Havia aquela sensação de que alguém me encarava constantemente por trás. Seria cômico se não fosse tão incomodo, pois assim que eu lançava um olhar na mesma direção, os rostos desviavam na velocidade da luz, tentando inutilmente disfarçar que estavam me encarando. Desistir de contar quantas vezes eu tomei fôlego para simplesmente não atravessar a sala e tirar satisfações com quem estava me fitando como se eu fosse algo esquisito e deslocado naquela sala. E talvez eu fosse, a quem eu queria enganar?

Toda minha família, tanto por parte de mãe quanto por parte de pai, teve uma educação conservadora e até mesmo um pouco agressiva. As coisas deviam ser daquela forma porque simplesmente deveria ser, não gosta? Uma surra de cipó, cinto ou chinelo ensinaria a gostar. Eu podia contar nos dedos de uma única mão quem me apoiou na minha época mais sombria, mas ainda assim se viu de mãos atadas por não poder me ajudar sem sofrer um julgamento tão forte ou consequências agressivas.

Então estávamos ali, a maior parte reunida na sala principal, que continha mais sofás e o enorme tapete felpudo que eu amava ficar deitada desenhando coisas estranhas quando criança. Lembrava-me quando derrubei chá de hortelã com toque de limão ali, fiquei com tanto medo da reação de meu avô que antes mesmo de falar eu já estava chorando. Então Veronica veio, assumiu a culpa e quando meu avô estava prestes a castiga-la, eu finalmente tomei a frente e disse que fui eu. Ficou naquele velho bate-boca de quem tinha sido a culpa até minha avó interromper e dizer que tinha gostado do cheirinho que tinha ficado. Nós deitamos e rolamos por muito tempo naquele tapete até ele perder o cheiro de hortelã e limão.

Recordar dessa época sempre abria uma ferida que nunca havia cicatrizado. Minha família podia ter todos os seus defeitos, ter uma mente mais rígida e fechada... Mas eu fui feliz enquanto mantinha meu segredo. Enquanto estava dentro dos padrões esperados, mesmo que muitos desconfiassem na minha adolescência, eles me acolhiam e me faziam sentir ser parte de algo grande. Eu me sentia segura, confortável, amada. Por isso quando perdi isso, foi como uma das mortes mais dolorosas. Eu nunca mais seria a garotinha que se irritava fácil, mas que tinha uma lealdade enorme aos que mais gostava. Tinha me tornado tudo aquilo que era proibido assim que a revelação estourou. Segundo meu pai, em um de seus mais duros discursos depois que descobriu tudo, preferia ter uma filha puta ou grávida do que uma lésbica em casa.

Sim, as coisas eram nesse nível de ignorância e crueldade.

-Então você está trabalhando com publicidade? Isso parece tão chato! – Isabella comentou revirando os olhos.

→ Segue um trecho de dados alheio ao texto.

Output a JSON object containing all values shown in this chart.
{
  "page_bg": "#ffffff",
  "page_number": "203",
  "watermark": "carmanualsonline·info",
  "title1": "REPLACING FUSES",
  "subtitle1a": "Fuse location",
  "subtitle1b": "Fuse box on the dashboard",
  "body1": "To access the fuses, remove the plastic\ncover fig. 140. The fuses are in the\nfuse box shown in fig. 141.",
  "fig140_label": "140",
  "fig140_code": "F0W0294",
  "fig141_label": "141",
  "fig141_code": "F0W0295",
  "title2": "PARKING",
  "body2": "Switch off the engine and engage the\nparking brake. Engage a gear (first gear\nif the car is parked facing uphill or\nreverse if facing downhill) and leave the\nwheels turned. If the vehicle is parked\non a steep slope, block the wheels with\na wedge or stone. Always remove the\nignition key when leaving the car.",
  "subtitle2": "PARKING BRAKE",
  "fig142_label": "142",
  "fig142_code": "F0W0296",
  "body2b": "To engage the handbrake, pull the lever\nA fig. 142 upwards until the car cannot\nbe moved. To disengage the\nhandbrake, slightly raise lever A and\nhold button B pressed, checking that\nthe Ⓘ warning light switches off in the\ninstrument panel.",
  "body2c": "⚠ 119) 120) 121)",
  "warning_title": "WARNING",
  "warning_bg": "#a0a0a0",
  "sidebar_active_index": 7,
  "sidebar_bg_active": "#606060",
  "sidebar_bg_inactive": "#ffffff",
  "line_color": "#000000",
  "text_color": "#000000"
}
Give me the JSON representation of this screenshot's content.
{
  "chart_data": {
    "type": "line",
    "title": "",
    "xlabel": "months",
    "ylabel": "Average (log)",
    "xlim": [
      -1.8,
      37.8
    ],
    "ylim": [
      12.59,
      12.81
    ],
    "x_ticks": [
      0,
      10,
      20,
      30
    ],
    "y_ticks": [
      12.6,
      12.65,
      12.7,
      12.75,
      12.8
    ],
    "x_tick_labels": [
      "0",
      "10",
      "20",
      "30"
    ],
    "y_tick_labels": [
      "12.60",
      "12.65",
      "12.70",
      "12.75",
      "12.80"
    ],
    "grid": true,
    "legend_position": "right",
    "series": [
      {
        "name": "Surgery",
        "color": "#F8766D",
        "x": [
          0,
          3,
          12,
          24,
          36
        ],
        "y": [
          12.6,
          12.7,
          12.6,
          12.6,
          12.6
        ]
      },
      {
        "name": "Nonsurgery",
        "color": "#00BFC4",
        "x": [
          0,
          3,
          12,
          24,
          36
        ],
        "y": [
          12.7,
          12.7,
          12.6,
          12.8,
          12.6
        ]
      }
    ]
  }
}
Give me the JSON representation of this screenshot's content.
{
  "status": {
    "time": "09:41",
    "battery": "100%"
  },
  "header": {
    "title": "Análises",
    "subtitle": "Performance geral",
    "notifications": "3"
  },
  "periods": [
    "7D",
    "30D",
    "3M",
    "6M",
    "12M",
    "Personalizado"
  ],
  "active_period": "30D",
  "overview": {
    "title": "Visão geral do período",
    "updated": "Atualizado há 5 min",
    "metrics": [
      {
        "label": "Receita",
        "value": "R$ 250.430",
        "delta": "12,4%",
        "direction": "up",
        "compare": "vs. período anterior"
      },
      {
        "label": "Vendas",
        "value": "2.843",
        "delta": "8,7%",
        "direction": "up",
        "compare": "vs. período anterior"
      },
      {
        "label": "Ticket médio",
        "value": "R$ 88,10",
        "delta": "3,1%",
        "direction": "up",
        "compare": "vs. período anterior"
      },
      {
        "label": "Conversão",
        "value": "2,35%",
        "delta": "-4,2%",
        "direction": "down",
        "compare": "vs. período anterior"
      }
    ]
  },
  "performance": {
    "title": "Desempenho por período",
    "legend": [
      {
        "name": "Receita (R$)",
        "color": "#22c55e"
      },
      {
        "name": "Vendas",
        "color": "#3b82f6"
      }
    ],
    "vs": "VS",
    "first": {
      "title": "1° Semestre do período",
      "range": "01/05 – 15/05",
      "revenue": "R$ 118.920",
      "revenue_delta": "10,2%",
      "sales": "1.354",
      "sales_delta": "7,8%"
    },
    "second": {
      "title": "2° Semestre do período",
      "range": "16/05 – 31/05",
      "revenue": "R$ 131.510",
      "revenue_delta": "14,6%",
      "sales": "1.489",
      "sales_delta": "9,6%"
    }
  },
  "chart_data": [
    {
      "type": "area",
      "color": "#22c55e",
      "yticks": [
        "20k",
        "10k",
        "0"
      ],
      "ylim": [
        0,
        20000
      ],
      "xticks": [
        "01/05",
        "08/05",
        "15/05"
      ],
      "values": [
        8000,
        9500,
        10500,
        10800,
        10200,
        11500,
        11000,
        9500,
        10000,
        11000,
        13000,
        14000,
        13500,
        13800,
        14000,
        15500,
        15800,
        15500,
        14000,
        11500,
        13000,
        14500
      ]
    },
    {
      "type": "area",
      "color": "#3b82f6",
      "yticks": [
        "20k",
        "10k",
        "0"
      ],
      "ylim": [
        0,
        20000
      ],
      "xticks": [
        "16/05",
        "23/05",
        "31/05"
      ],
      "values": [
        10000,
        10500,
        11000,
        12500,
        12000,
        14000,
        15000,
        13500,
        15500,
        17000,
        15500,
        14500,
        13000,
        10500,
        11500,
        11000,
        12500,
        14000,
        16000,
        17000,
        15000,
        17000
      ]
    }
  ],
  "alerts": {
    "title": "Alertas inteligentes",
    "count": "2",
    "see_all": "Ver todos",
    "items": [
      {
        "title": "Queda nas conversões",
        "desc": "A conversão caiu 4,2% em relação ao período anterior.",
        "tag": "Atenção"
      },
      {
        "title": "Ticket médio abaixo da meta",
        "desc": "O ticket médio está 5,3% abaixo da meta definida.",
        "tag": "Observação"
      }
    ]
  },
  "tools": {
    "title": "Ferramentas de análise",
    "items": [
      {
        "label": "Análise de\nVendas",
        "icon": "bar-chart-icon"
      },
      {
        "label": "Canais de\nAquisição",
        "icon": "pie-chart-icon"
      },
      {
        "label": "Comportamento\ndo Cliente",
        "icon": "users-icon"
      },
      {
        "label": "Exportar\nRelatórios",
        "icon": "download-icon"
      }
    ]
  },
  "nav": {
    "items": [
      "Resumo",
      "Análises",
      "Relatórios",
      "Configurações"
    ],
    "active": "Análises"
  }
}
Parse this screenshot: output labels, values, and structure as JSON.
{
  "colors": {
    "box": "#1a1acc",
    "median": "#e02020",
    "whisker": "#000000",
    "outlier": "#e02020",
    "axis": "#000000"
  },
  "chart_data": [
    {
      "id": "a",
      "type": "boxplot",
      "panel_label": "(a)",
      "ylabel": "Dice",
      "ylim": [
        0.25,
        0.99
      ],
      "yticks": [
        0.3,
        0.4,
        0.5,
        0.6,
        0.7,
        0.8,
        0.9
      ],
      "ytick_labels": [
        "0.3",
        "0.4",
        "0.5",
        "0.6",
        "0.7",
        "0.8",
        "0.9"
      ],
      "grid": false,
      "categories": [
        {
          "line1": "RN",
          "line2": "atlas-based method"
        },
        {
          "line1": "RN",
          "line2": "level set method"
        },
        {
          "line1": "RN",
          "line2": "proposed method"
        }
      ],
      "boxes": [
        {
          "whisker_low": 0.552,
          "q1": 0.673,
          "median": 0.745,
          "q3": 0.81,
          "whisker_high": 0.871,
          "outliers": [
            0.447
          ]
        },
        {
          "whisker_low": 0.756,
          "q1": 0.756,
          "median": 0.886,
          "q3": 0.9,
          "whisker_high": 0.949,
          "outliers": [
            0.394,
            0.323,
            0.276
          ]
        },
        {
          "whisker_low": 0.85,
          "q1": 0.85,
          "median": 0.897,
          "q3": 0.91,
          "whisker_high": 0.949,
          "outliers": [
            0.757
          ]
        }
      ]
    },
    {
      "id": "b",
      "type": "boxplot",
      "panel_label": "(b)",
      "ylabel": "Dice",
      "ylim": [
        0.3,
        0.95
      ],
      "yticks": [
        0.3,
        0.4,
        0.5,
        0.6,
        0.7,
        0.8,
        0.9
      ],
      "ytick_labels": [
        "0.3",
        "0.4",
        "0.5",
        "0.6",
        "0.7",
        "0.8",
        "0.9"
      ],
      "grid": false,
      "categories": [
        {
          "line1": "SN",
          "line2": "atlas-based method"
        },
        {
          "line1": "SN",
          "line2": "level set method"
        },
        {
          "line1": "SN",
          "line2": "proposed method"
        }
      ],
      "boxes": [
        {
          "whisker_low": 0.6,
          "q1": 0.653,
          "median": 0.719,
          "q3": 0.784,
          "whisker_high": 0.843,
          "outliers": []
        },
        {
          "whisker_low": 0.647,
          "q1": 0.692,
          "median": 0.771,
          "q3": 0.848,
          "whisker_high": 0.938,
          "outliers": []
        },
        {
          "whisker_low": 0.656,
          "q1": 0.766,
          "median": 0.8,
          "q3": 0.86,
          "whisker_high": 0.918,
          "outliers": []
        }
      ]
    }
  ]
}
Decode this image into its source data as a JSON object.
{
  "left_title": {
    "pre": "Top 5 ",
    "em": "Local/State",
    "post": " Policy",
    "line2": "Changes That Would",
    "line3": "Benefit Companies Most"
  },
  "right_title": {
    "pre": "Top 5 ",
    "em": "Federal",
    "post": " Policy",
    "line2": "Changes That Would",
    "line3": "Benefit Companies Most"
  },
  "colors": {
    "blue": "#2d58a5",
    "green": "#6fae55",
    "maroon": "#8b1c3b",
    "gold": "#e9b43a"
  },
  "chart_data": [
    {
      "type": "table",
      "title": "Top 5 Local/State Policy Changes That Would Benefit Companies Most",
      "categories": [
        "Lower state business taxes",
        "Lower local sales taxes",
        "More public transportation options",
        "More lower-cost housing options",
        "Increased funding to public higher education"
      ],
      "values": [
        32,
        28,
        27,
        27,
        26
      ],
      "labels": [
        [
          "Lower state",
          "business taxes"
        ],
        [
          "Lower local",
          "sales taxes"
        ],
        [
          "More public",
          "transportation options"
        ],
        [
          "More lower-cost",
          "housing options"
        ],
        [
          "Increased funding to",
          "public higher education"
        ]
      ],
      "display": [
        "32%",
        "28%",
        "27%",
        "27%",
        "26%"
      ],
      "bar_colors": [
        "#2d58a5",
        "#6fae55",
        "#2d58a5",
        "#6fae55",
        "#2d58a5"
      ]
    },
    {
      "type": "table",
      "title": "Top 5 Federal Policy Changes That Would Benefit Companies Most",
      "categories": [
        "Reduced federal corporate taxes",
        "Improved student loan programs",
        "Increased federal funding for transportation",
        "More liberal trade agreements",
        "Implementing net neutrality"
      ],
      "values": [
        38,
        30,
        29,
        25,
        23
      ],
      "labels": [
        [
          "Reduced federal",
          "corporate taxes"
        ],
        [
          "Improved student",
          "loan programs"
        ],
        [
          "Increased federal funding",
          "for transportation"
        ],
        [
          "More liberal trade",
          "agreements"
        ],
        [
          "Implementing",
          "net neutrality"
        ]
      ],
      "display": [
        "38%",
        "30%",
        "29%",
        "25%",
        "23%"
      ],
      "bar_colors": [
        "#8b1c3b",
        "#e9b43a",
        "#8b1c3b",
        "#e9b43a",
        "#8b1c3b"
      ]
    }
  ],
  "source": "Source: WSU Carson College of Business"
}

Na sala estavam os curiosos – principalmente – e os que estavam com um pouco de saudade de mim. Ou os que se viam obrigados a estar ali porque seria feio não estar, as aparências de que estar fazendo certo sempre em primeiro lugar. O ambiente estava cheio e a sensação de estar sufocando era enorme, mas eu me mantinha ali apenas por um único motivo.

Uma bela ruiva estava sentada ao meu lado. Sua postura impecável, com os ombros retos, pernas cruzadas e pé balançando as vezes. As mãos sobre o joelho, o queixo levemente erguido, os olhos afiados e ouvidos apurados. Liz era um ser treinado para ser social e manter toda a etiqueta, ali, no meio daquele povo carioca interiorano, isso era terrivelmente diferente e encantador. Ela era uma dama em meio a caipiras.

-Mais na área de design gráfico, eu faço a arte que meus clientes querem passar para a população. Isso me deixa por minha criatividade pra fora, me mantem ocupada e eu to recebendo por isso – dei de ombros – Antes mesmo de terminar a universidade eu já estava meio que empregada no ramo, quando estiver mais folgada e com tempo de sobra, talvez faça uma pós-graduação...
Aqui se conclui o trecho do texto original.